Wheeler and three other researchers, including Aaron Kay and Lee Ross from Stanford’s psychology department, carried out a number of studies in which they exposed individuals to objects common to the domain of business, such as boardroom tables and briefcases, while another group saw neutral objects such as kites and toothbrushes. They then gave all of the participants tasks designed to measure the degree to which they were in a cooperative or competitive frame of mind.
In every case, participants who were “primed” by seeing the business objects subsequently demonstrated that they were thinking or acting more competitively. The effect was the strongest when they had to respond in situations that were deliberately ambiguous. When questioned, however, participants denied that being exposed to business-related objects had influenced their behavior in any way.
“People are always trying to figure out how to act in any given situation, and they look to external cues to guide their behavior particularly when it’s unclear what’s expected of them,” Wheeler says. “When there aren’t a lot of explicit cues to help define a situation, we are more likely to act based on cues we pick up implicitly.” Simple exposure to business-related objects, it turns out, can activate the “cognitive components” that are associated with competitive behavior, he says.
For example, participants who had previously looked at pictures of business-relevant materials completed more word fragments, such wa_, _ight, and c__p___tive, using competition-related words — such as war (vs. was), fight (vs. tight), and competitive (vs. cooperative) — than those in the neutral condition.

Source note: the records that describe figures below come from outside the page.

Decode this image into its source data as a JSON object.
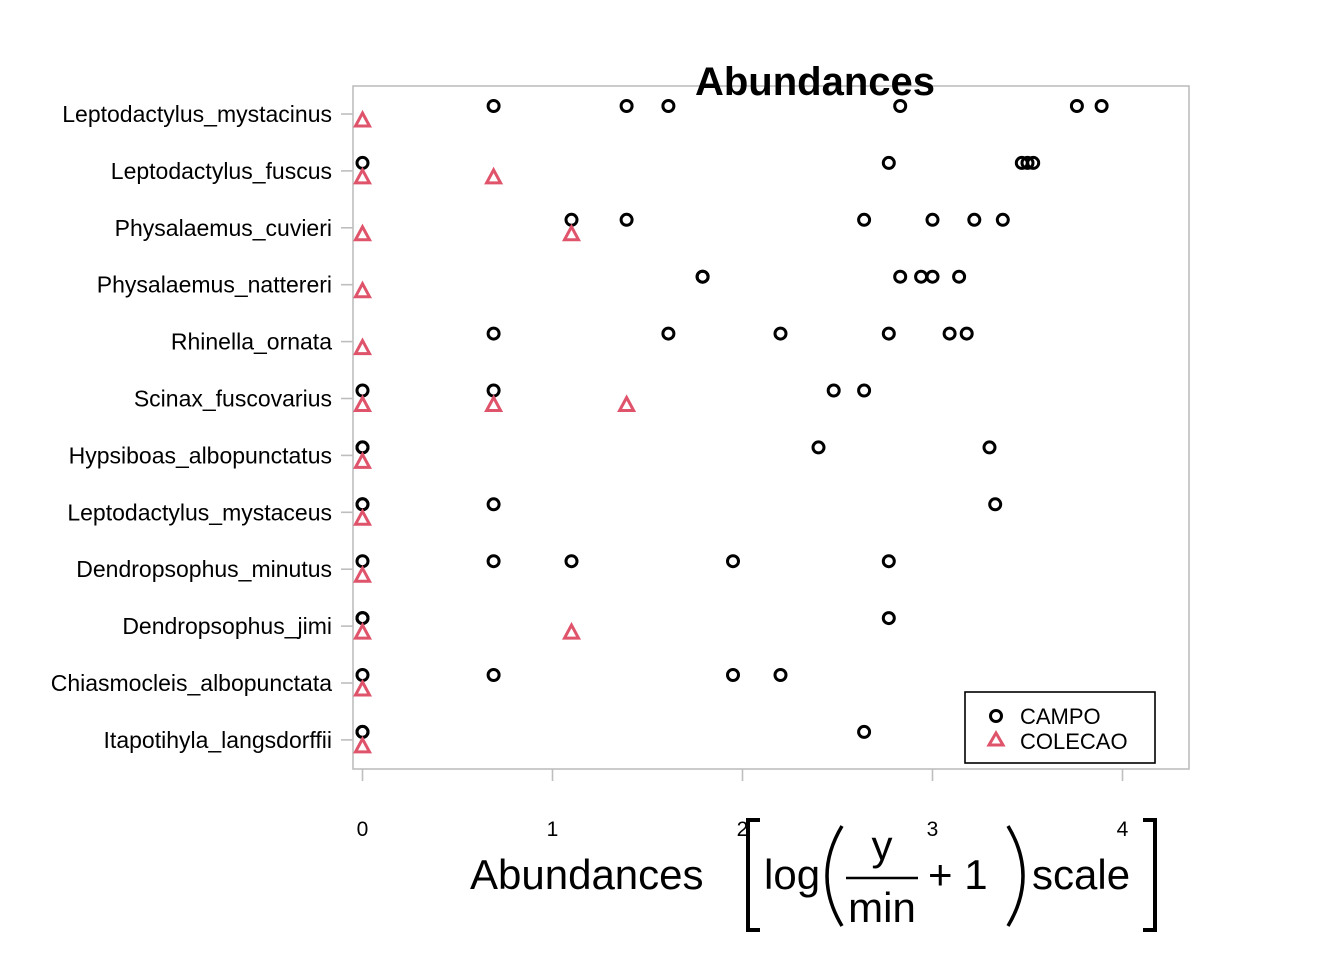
{
  "chart_data": {
    "type": "scatter",
    "title": "Abundances",
    "xlabel": {
      "prefix": "Abundances",
      "log": "log",
      "numerator": "y",
      "denominator": "min",
      "plus_one": "+ 1",
      "suffix": "scale"
    },
    "ylabel": "",
    "xlim": [
      -0.05,
      4.35
    ],
    "xticks": [
      0,
      1,
      2,
      3,
      4
    ],
    "grid": false,
    "legend_position": "bottom-right",
    "categories": [
      "Leptodactylus_mystacinus",
      "Leptodactylus_fuscus",
      "Physalaemus_cuvieri",
      "Physalaemus_nattereri",
      "Rhinella_ornata",
      "Scinax_fuscovarius",
      "Hypsiboas_albopunctatus",
      "Leptodactylus_mystaceus",
      "Dendropsophus_minutus",
      "Dendropsophus_jimi",
      "Chiasmocleis_albopunctata",
      "Itapotihyla_langsdorffii"
    ],
    "series": [
      {
        "name": "CAMPO",
        "marker": "circle",
        "color": "#000000",
        "values": [
          [
            0.69,
            1.39,
            1.61,
            2.83,
            3.76,
            3.89
          ],
          [
            0,
            2.77,
            3.47,
            3.5,
            3.53
          ],
          [
            1.1,
            1.39,
            2.64,
            3.0,
            3.22,
            3.37
          ],
          [
            1.79,
            1.79,
            2.83,
            2.94,
            3.0,
            3.14
          ],
          [
            0.69,
            1.61,
            2.2,
            2.77,
            3.09,
            3.18
          ],
          [
            0,
            0.69,
            2.48,
            2.64
          ],
          [
            0,
            0,
            2.4,
            3.3
          ],
          [
            0,
            0,
            0.69,
            3.33
          ],
          [
            0,
            0.69,
            1.1,
            1.95,
            2.77
          ],
          [
            0,
            0,
            2.77
          ],
          [
            0,
            0.69,
            1.95,
            2.2
          ],
          [
            0,
            0,
            2.64
          ]
        ]
      },
      {
        "name": "COLECAO",
        "marker": "triangle",
        "color": "#DF536B",
        "values": [
          [
            0
          ],
          [
            0,
            0.69
          ],
          [
            0,
            1.1
          ],
          [
            0
          ],
          [
            0
          ],
          [
            0,
            0.69,
            1.39
          ],
          [
            0
          ],
          [
            0
          ],
          [
            0
          ],
          [
            0,
            1.1
          ],
          [
            0
          ],
          [
            0
          ]
        ]
      }
    ]
  }
}
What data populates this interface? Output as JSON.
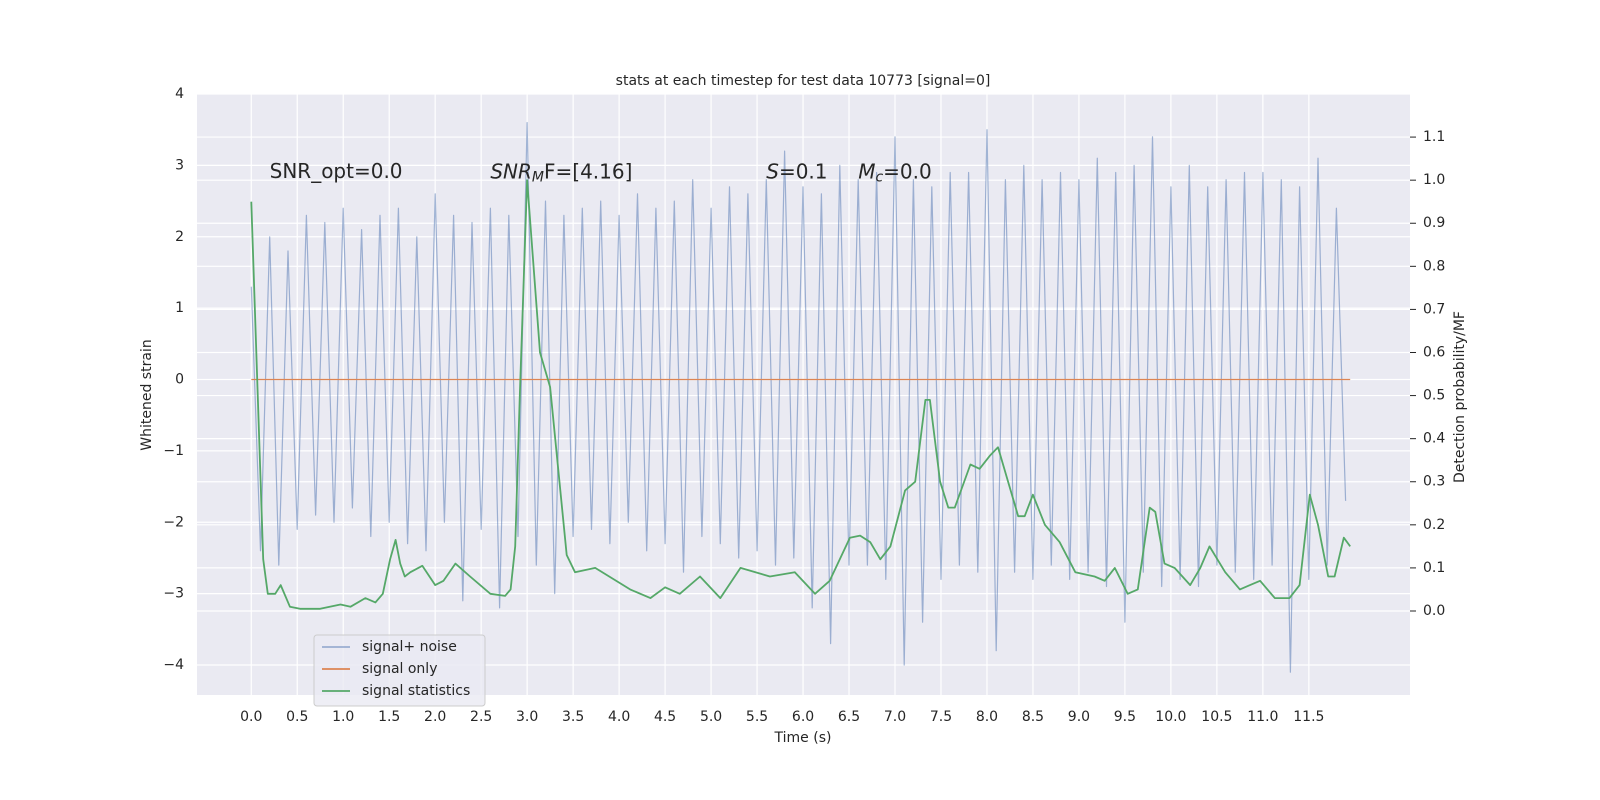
{
  "chart_data": {
    "type": "line",
    "title": "stats at each timestep for test data 10773 [signal=0]",
    "x_label": "Time (s)",
    "y_label": "Whitened strain",
    "y2_label": "Detection probability/MF",
    "xlim": [
      -0.59,
      12.6
    ],
    "ylim": [
      -4.42,
      4.0
    ],
    "y2lim": [
      -0.195,
      1.2
    ],
    "xticks": [
      {
        "value": 0,
        "label": "0.0"
      },
      {
        "value": 0.5,
        "label": "0.5"
      },
      {
        "value": 1,
        "label": "1.0"
      },
      {
        "value": 1.5,
        "label": "1.5"
      },
      {
        "value": 2,
        "label": "2.0"
      },
      {
        "value": 2.5,
        "label": "2.5"
      },
      {
        "value": 3,
        "label": "3.0"
      },
      {
        "value": 3.5,
        "label": "3.5"
      },
      {
        "value": 4,
        "label": "4.0"
      },
      {
        "value": 4.5,
        "label": "4.5"
      },
      {
        "value": 5,
        "label": "5.0"
      },
      {
        "value": 5.5,
        "label": "5.5"
      },
      {
        "value": 6,
        "label": "6.0"
      },
      {
        "value": 6.5,
        "label": "6.5"
      },
      {
        "value": 7,
        "label": "7.0"
      },
      {
        "value": 7.5,
        "label": "7.5"
      },
      {
        "value": 8,
        "label": "8.0"
      },
      {
        "value": 8.5,
        "label": "8.5"
      },
      {
        "value": 9,
        "label": "9.0"
      },
      {
        "value": 9.5,
        "label": "9.5"
      },
      {
        "value": 10,
        "label": "10.0"
      },
      {
        "value": 10.5,
        "label": "10.5"
      },
      {
        "value": 11,
        "label": "11.0"
      },
      {
        "value": 11.5,
        "label": "11.5"
      }
    ],
    "yticks": [
      {
        "value": -4,
        "label": "−4"
      },
      {
        "value": -3,
        "label": "−3"
      },
      {
        "value": -2,
        "label": "−2"
      },
      {
        "value": -1,
        "label": "−1"
      },
      0,
      1,
      2,
      3,
      4
    ],
    "y2ticks": [
      {
        "value": 0,
        "label": "0.0"
      },
      {
        "value": 0.1,
        "label": "0.1"
      },
      {
        "value": 0.2,
        "label": "0.2"
      },
      {
        "value": 0.3,
        "label": "0.3"
      },
      {
        "value": 0.4,
        "label": "0.4"
      },
      {
        "value": 0.5,
        "label": "0.5"
      },
      {
        "value": 0.6,
        "label": "0.6"
      },
      {
        "value": 0.7,
        "label": "0.7"
      },
      {
        "value": 0.8,
        "label": "0.8"
      },
      {
        "value": 0.9,
        "label": "0.9"
      },
      {
        "value": 1.0,
        "label": "1.0"
      },
      {
        "value": 1.1,
        "label": "1.1"
      }
    ],
    "grid": true,
    "legend_loc": "lower left",
    "annotations": [
      {
        "text": "SNR_opt=0.0",
        "x": 0.2,
        "y": 2.9
      },
      {
        "main": "SNR",
        "sub": "M",
        "rest": "F=[4.16]",
        "x": 2.6,
        "y": 2.9
      },
      {
        "main": "S",
        "rest": "=0.1",
        "x": 5.6,
        "y": 2.9
      },
      {
        "main": "M",
        "sub": "c",
        "rest": "=0.0",
        "x": 6.6,
        "y": 2.9
      }
    ],
    "series": [
      {
        "name": "signal+ noise",
        "color": "#4c72b0",
        "opacity": 0.5,
        "x": [
          0,
          0.1,
          0.2,
          0.3,
          0.4,
          0.5,
          0.6,
          0.7,
          0.8,
          0.9,
          1,
          1.1,
          1.2,
          1.3,
          1.4,
          1.5,
          1.6,
          1.7,
          1.8,
          1.9,
          2,
          2.1,
          2.2,
          2.3,
          2.4,
          2.5,
          2.6,
          2.7,
          2.8,
          2.9,
          3,
          3.1,
          3.2,
          3.3,
          3.4,
          3.5,
          3.6,
          3.7,
          3.8,
          3.9,
          4,
          4.1,
          4.2,
          4.3,
          4.4,
          4.5,
          4.6,
          4.7,
          4.8,
          4.9,
          5,
          5.1,
          5.2,
          5.3,
          5.4,
          5.5,
          5.6,
          5.7,
          5.8,
          5.9,
          6,
          6.1,
          6.2,
          6.3,
          6.4,
          6.5,
          6.6,
          6.7,
          6.8,
          6.9,
          7,
          7.1,
          7.2,
          7.3,
          7.4,
          7.5,
          7.6,
          7.7,
          7.8,
          7.9,
          8,
          8.1,
          8.2,
          8.3,
          8.4,
          8.5,
          8.6,
          8.7,
          8.8,
          8.9,
          9,
          9.1,
          9.2,
          9.3,
          9.4,
          9.5,
          9.6,
          9.7,
          9.8,
          9.9,
          10,
          10.1,
          10.2,
          10.3,
          10.4,
          10.5,
          10.6,
          10.7,
          10.8,
          10.9,
          11,
          11.1,
          11.2,
          11.3,
          11.4,
          11.5,
          11.6,
          11.7,
          11.8,
          11.9
        ],
        "values": [
          1.3,
          -2.4,
          2.0,
          -2.6,
          1.8,
          -2.1,
          2.3,
          -1.9,
          2.2,
          -2.0,
          2.4,
          -1.8,
          2.1,
          -2.2,
          2.3,
          -2.0,
          2.4,
          -2.3,
          2.0,
          -2.4,
          2.6,
          -2.0,
          2.3,
          -3.1,
          2.2,
          -2.1,
          2.4,
          -3.2,
          2.3,
          -2.2,
          3.6,
          -2.6,
          2.5,
          -3.0,
          2.3,
          -2.2,
          2.4,
          -2.1,
          2.5,
          -2.3,
          2.3,
          -2.0,
          2.6,
          -2.4,
          2.4,
          -2.3,
          2.5,
          -2.7,
          2.8,
          -2.2,
          2.4,
          -2.3,
          2.7,
          -2.5,
          2.6,
          -2.4,
          2.8,
          -2.6,
          3.2,
          -2.5,
          2.7,
          -3.2,
          2.6,
          -3.7,
          3.0,
          -2.6,
          2.8,
          -2.6,
          2.9,
          -2.8,
          3.4,
          -4.0,
          2.8,
          -3.4,
          2.7,
          -2.8,
          2.9,
          -2.6,
          2.9,
          -2.7,
          3.5,
          -3.8,
          2.8,
          -2.7,
          3.0,
          -2.8,
          2.8,
          -2.6,
          2.9,
          -2.8,
          2.8,
          -2.7,
          3.1,
          -2.9,
          2.9,
          -3.4,
          3.0,
          -2.7,
          3.4,
          -2.9,
          2.7,
          -2.8,
          3.0,
          -2.9,
          2.7,
          -2.6,
          2.8,
          -2.7,
          2.9,
          -2.8,
          2.9,
          -2.6,
          2.8,
          -4.1,
          2.7,
          -2.8,
          3.1,
          -2.6,
          2.4,
          -1.7
        ]
      },
      {
        "name": "signal only",
        "color": "#dd8452",
        "opacity": 1,
        "x": [
          0,
          11.95
        ],
        "values": [
          0,
          0
        ]
      },
      {
        "name": "signal statistics",
        "color": "#55a868",
        "opacity": 1,
        "axis": "y2",
        "x": [
          0,
          0.13,
          0.18,
          0.26,
          0.32,
          0.42,
          0.53,
          0.75,
          0.97,
          1.08,
          1.24,
          1.35,
          1.43,
          1.51,
          1.57,
          1.62,
          1.67,
          1.73,
          1.86,
          2.0,
          2.09,
          2.22,
          2.38,
          2.6,
          2.76,
          2.82,
          2.87,
          2.92,
          3.0,
          3.14,
          3.25,
          3.43,
          3.52,
          3.74,
          4.12,
          4.34,
          4.5,
          4.66,
          4.88,
          5.1,
          5.32,
          5.64,
          5.91,
          6.13,
          6.29,
          6.51,
          6.62,
          6.73,
          6.84,
          6.95,
          7.11,
          7.22,
          7.33,
          7.38,
          7.49,
          7.58,
          7.65,
          7.82,
          7.92,
          8.03,
          8.12,
          8.23,
          8.34,
          8.41,
          8.5,
          8.63,
          8.79,
          8.96,
          9.17,
          9.28,
          9.39,
          9.53,
          9.64,
          9.77,
          9.83,
          9.93,
          10.04,
          10.21,
          10.32,
          10.42,
          10.59,
          10.75,
          10.86,
          10.97,
          11.13,
          11.29,
          11.4,
          11.51,
          11.6,
          11.71,
          11.78,
          11.88,
          11.95
        ],
        "values": [
          0.95,
          0.12,
          0.04,
          0.04,
          0.06,
          0.01,
          0.005,
          0.005,
          0.015,
          0.01,
          0.03,
          0.02,
          0.04,
          0.12,
          0.165,
          0.11,
          0.08,
          0.09,
          0.105,
          0.06,
          0.07,
          0.11,
          0.08,
          0.04,
          0.035,
          0.05,
          0.15,
          0.5,
          1.0,
          0.6,
          0.52,
          0.13,
          0.09,
          0.1,
          0.05,
          0.03,
          0.055,
          0.04,
          0.08,
          0.03,
          0.1,
          0.08,
          0.09,
          0.04,
          0.07,
          0.17,
          0.175,
          0.16,
          0.12,
          0.15,
          0.28,
          0.3,
          0.49,
          0.49,
          0.3,
          0.24,
          0.24,
          0.34,
          0.33,
          0.36,
          0.38,
          0.3,
          0.22,
          0.22,
          0.27,
          0.2,
          0.16,
          0.09,
          0.08,
          0.07,
          0.1,
          0.04,
          0.05,
          0.24,
          0.23,
          0.11,
          0.1,
          0.06,
          0.1,
          0.15,
          0.09,
          0.05,
          0.06,
          0.07,
          0.03,
          0.03,
          0.06,
          0.27,
          0.2,
          0.08,
          0.08,
          0.17,
          0.15
        ]
      }
    ]
  }
}
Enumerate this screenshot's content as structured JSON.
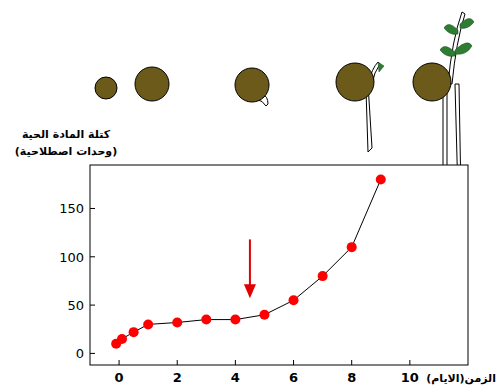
{
  "chart_data": {
    "type": "line",
    "y_label": [
      "كتلة المادة الحية",
      "(وحدات اصطلاحية)"
    ],
    "x_label": "الزمن(الايام)",
    "x": [
      -0.1,
      0.1,
      0.5,
      1,
      2,
      3,
      4,
      5,
      6,
      7,
      8,
      9
    ],
    "values": [
      10,
      15,
      22,
      30,
      32,
      35,
      35,
      40,
      55,
      80,
      110,
      180
    ],
    "color": "#ff0000",
    "marker": "circle",
    "xlim": [
      -1,
      12
    ],
    "ylim": [
      -12,
      195
    ],
    "xticks": [
      0,
      2,
      4,
      6,
      8,
      10
    ],
    "yticks": [
      0,
      50,
      100,
      150
    ],
    "grid": false,
    "annotations": [
      {
        "type": "arrow",
        "x": 4.5,
        "y_start": 118,
        "y_end": 57,
        "color": "#e00000"
      }
    ]
  }
}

Such participants also evaluated an ambiguously written scenario involving two men who are undergoing a certain degree of conflict as being much more about competition than cooperation.
Another study transferred the effect to the real world. Participants were given $10 and asked to decide how much they were willing to share with a partner. The catch was that the partner could refuse any offer perceived to be too low, in which case neither participant would receive anything. While subjects exposed to neutral pictures generally split the money 50-50, only 33 percent of those who looked at business-related objects did, showing that they had become less cooperatively oriented. Results were similar when participants were exposed in the experiment room to actual business-related objects, such as a briefcase and an executive pen, as opposed to a backpack and a wooden pencil.
The effect was lessened, however, when the strategy game that participants were asked to play was deliberately depicted as being cooperative in nature. “This shows that when people are given an explicit context for how to behave, there is less room for business primes to exert an influence,” Wheeler explains.
“These are pretty big effects with pretty minor manipulations,” he says. The fact that participants were unaware that their behavior had been influenced even when this fact was pointed out to them in the debriefing after the experiment is also significant. “We’re simply not conscious of how many of the things all around us affect our behavior,” he notes. This can be true, he says, even if we are not simply receiving the messages through subliminal tricks such as rapid image flashing in advertising, which is designed to circumvent our conscious awareness — but when we are seeing the objects right in front of us, as the participants in the study demonstrated.
Other research has shown that words, concepts, and images can subliminally influence people’s behavior, but Wheeler’s is the first experimental work to show that objects can, as well. One implication of these studies, he notes, is that businesses may want to take a more serious look at how their office decor can be designed to encourage either competition or cooperation.